Apesar dos desafios, é evidente o ótimo desempenho da China em termos de investimentos em C&T no seu próprio território. Observa-se um espantoso crescimento das despesas em P&D, em que a China passou de um pouco mais de US$ 41 bilhões de investimentos no ano de 2000 para mais de US$ 344 bilhões em 2014, um acréscimo de oito vezes no período (Figura 1). Nesse quesito, ao observar os últimos anos, a China só fica atrás dos Estados Unidos e já ultrapassou o conjunto de gastos da União Europeia (28 países). Além disso, mantendo-se constantes as tendências de crescimento de investimentos da China e dos EUA, os chineses devem ultrapassar os norte-americanos por volta de 2019 (projeção da Organização Para a Cooperação e o Desenvolvimento Econômico (OCDE)).1 Destacam-se, igualmente, a constância e a velocidade do crescimento dos investimentos da China em comparação aos dos outros países desenvolvidos e ao do conjunto da UE.

Ressalta-se também o percentual desse tipo de gasto em relação ao PIB do País, apesar de não ser o maior entre os países analisados (Figura 2). Efetivamente, essa relação tem aumentado de forma mais robusta na China, enquanto as outras nações pareceram hesitar, principalmente no quinquênio 2008-12. Os chineses alcançaram o percentual de 2% em 2013, continuando o aumento no ano seguinte, abaixo da média dos países da OCDE (composta pelo Japão, EUA, muitos europeus e outras nações desenvolvidas), porém superior à média da UE. Embora os chineses tenham uma relação P&D/PIB inferior à meta de 3% fixada para a UE (por meio da Estratégia de Lisboa, da Comissão Europeia, e do plano Europa 2020), não se deve descartar a possibilidade de eles alcançarem essa taxa nos próximos anos.

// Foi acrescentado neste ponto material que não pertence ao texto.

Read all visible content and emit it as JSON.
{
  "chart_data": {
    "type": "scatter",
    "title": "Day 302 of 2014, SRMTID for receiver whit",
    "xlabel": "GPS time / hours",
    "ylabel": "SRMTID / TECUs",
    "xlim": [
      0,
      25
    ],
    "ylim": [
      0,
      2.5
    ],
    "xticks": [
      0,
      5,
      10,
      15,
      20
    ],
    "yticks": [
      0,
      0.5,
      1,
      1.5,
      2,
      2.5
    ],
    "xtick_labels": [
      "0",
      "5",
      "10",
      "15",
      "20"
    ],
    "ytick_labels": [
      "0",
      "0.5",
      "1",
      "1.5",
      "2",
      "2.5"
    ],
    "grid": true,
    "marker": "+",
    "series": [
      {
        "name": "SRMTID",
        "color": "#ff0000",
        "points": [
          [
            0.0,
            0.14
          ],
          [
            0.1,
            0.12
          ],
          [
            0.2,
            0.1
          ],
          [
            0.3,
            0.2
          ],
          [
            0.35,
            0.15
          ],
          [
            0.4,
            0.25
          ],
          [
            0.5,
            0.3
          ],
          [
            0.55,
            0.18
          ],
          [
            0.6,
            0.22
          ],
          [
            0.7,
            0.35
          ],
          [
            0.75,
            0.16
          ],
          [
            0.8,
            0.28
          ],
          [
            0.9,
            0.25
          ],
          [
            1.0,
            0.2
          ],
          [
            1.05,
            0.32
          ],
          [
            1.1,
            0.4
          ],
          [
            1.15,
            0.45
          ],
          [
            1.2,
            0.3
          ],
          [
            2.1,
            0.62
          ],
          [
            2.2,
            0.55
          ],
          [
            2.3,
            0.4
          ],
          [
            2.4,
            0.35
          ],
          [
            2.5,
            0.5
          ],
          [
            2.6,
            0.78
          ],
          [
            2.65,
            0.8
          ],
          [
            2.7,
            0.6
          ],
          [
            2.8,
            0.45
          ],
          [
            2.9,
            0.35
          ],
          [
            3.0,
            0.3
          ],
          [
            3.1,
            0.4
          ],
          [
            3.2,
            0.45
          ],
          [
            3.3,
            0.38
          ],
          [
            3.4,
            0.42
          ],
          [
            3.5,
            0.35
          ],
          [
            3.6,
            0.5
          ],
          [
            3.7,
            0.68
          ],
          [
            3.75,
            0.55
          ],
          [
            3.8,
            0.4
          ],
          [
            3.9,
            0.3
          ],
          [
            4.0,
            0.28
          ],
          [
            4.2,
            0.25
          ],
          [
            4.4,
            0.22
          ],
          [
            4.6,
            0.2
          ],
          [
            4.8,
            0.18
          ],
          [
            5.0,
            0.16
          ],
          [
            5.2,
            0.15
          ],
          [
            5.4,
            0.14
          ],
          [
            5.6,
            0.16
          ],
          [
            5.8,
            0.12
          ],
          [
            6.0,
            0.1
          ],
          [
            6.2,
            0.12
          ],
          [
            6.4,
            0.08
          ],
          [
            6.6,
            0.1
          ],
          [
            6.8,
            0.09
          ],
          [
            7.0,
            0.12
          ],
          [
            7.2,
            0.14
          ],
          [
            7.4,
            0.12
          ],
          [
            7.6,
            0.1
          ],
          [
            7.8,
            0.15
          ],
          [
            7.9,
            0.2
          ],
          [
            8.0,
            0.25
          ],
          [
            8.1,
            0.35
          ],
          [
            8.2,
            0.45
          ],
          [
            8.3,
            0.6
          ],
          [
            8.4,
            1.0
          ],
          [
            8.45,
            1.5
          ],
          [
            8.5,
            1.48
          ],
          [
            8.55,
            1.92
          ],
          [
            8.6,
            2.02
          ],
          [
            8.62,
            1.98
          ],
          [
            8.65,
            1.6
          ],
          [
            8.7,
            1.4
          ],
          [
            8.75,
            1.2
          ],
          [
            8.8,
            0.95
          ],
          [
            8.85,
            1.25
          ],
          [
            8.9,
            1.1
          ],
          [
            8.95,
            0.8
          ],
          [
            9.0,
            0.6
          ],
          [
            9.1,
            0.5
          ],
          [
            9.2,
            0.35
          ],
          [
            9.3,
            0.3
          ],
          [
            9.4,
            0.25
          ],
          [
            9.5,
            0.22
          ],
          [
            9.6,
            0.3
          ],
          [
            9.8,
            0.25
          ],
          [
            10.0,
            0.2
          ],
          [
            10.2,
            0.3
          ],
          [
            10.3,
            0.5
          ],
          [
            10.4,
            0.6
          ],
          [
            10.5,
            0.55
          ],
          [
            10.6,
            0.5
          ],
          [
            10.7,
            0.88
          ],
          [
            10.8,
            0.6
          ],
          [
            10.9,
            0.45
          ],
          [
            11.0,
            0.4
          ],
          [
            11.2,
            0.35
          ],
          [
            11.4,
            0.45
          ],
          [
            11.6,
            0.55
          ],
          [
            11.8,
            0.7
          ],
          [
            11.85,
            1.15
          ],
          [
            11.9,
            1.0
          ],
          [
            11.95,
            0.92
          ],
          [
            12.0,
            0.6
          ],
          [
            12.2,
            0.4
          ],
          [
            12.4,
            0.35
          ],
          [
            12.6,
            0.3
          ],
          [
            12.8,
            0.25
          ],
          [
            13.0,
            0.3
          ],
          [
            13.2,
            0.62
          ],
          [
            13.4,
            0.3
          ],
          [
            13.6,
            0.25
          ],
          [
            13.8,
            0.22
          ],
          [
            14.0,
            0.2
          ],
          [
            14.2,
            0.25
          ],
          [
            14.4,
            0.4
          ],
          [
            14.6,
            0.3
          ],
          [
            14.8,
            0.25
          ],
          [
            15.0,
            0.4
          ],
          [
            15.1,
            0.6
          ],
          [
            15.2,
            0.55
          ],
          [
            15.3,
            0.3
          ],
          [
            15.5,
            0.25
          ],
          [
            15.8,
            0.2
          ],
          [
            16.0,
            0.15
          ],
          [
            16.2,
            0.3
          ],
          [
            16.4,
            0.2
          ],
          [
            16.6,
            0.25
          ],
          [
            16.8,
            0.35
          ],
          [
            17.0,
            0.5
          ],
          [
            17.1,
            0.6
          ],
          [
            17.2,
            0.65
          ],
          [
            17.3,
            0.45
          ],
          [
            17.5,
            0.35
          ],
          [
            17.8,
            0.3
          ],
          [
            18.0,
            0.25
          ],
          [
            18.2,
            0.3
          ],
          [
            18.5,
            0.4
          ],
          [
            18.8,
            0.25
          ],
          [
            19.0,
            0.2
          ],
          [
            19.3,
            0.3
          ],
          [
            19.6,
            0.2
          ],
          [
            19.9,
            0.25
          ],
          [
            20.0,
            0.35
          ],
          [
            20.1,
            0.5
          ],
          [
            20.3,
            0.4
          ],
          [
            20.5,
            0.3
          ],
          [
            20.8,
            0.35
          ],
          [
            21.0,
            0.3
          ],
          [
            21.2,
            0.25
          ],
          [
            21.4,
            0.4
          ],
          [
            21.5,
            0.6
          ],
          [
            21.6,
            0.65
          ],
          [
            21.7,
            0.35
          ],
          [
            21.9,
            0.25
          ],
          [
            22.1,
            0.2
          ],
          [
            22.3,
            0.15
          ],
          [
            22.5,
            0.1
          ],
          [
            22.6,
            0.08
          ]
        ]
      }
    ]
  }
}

Apesar desse quadro geral positivo, é importante enfatizar o que os especialistas nos estudos de inovação e suas políticas não cansam de lembrar: que somente o aumento das despesas em P&D não garante uma maior geração de inovações, em especial as mais radicais. Por isso é primordial analisar, também, alguns atributos das políticas de C&T chinesas que mostram uma estratégia ao mesmo tempo ambiciosa e visionária no campo das inovações, bem como as dificuldades inerentes a esse processo. Em primeiro lugar, essas políticas têm como um dos seus principais marcos orientadores o enfrentamento dos mais sérios desafios sociais chineses por meio das inovações, como, por exemplo, a segurança alimentar, a saúde pública, o envelhecimento e a prevenção de desastres. Ademais, a China vem impulsionando processos de inovação inclusiva no seu território, que são inovações para e/ou (produzidas) por estratos da população de baixa renda. Aqui se podem ressaltar o Programa Spark para a promoção do desenvolvimento agropecuário e rural, através do acesso a novas tecnologias e o respectivo treinamento, e o Programa de C&T para o Bem-estar Público para o fomento à comercialização de tecnologias que possam beneficiar o desenvolvimento social, ambos dirigidos pelo Ministério da C&T. Tais políticas de inclusão podem ter um enorme impacto na economia e na sociedade chinesas, no sentido do surgimento de um grande contingente de consumidores e de profissionais cada vez mais qualificados (e interessados em inovar).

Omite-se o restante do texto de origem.